In her address to the meeting, which heard from nearly 40 speakers, UN legal chief Patricia O’Brien said that any discussion on the rule of law at the international level should address the ongoing issue of Security Council sanctions regimes.

“This regime performs a necessary role in the maintenance of international peace and security,” said Ms. O’Brien, who is Under-Secretary-General for Legal Affairs and UN Legal Counsel. “In so doing, it is critical that, as with any decision of the Council, sanctions be adopted in accordance with international law, consistent with the objectives enshrined in the Charter.”

The establishment of an Office of the Ombudsperson is an important step by the Council towards ensuring fair and clear procedures for individuals and entities listed by the various Council committees monitoring UN sanctions, she said.

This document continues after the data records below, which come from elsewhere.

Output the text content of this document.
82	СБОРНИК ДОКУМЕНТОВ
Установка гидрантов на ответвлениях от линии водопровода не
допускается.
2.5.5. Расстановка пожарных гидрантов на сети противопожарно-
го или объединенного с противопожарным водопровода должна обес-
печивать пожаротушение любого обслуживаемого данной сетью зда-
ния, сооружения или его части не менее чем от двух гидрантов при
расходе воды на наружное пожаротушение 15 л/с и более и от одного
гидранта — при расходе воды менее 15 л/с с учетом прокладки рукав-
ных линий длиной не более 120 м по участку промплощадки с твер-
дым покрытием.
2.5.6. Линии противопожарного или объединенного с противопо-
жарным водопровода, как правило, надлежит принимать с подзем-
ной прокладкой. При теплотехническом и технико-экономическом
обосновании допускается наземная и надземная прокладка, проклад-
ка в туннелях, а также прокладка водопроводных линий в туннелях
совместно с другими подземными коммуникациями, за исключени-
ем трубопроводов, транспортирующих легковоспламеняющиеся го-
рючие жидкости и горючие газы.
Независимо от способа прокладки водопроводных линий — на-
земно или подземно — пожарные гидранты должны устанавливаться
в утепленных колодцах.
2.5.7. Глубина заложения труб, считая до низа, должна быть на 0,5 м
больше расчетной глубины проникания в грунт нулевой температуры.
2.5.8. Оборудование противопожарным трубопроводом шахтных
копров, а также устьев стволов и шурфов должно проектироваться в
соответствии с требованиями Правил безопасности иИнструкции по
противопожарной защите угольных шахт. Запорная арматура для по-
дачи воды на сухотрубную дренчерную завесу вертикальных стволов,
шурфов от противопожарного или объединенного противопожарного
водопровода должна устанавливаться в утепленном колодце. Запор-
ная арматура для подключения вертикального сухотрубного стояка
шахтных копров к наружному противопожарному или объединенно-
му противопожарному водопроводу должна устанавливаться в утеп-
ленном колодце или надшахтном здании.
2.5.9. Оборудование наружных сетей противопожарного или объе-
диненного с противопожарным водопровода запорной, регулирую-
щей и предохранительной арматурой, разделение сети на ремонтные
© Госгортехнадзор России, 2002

Ms. O’Brien also noted that no discussion regarding the rule of law and the UN would be complete without addressing the internal administration of justice system, which is about to mark its first anniversary.

“The reform of the United Nations internal system of administration of justice was achieved in a remarkably short period of time, demonstrating the capacity of Member States, management and staff to act swiftly and in a coordinated effort,” she stated.

For 60 years, the UN’s internal mechanism for resolving employment disputes consisted of review by a peer review body composed of staff members, followed by a review by the UN Administrative Tribunal.

The new system called for by the General Assembly in 2005 has introduced two tiers of judicial review, and this became operational on 1 July 2009. The Dispute Tribunal has issued over 200 judgments to date. By the end of this week, the Appeals Tribunal will have already convened two sessions this year and reviewed over 60 cases.

“The new system stands as a milestone in strengthening the commitment of the Organization to the rule of law, justice and accountability,” said Ms. O’Brien.

The meeting wrapped up with a presidential statement read out by Ambassador Claude Heller of Mexico, in which members voiced their strong support for an international order based on the rule of law and international law.

The statement focused on efforts to end impunity for serious violations of international humanitarian and human rights law, and urged States to live up to their responsibilities in these areas.

“This Council intends to continue forcefully to fight impunity and uphold accountability with appropriate means and draws attention to the full range of justice and reconciliation mechanisms to be considered, including national, international and mixed criminal courts and tribunals, truth and reconciliation commissions as well as national reparation programmes for victims, institutional reforms and traditional dispute resolution mechanisms,” it said.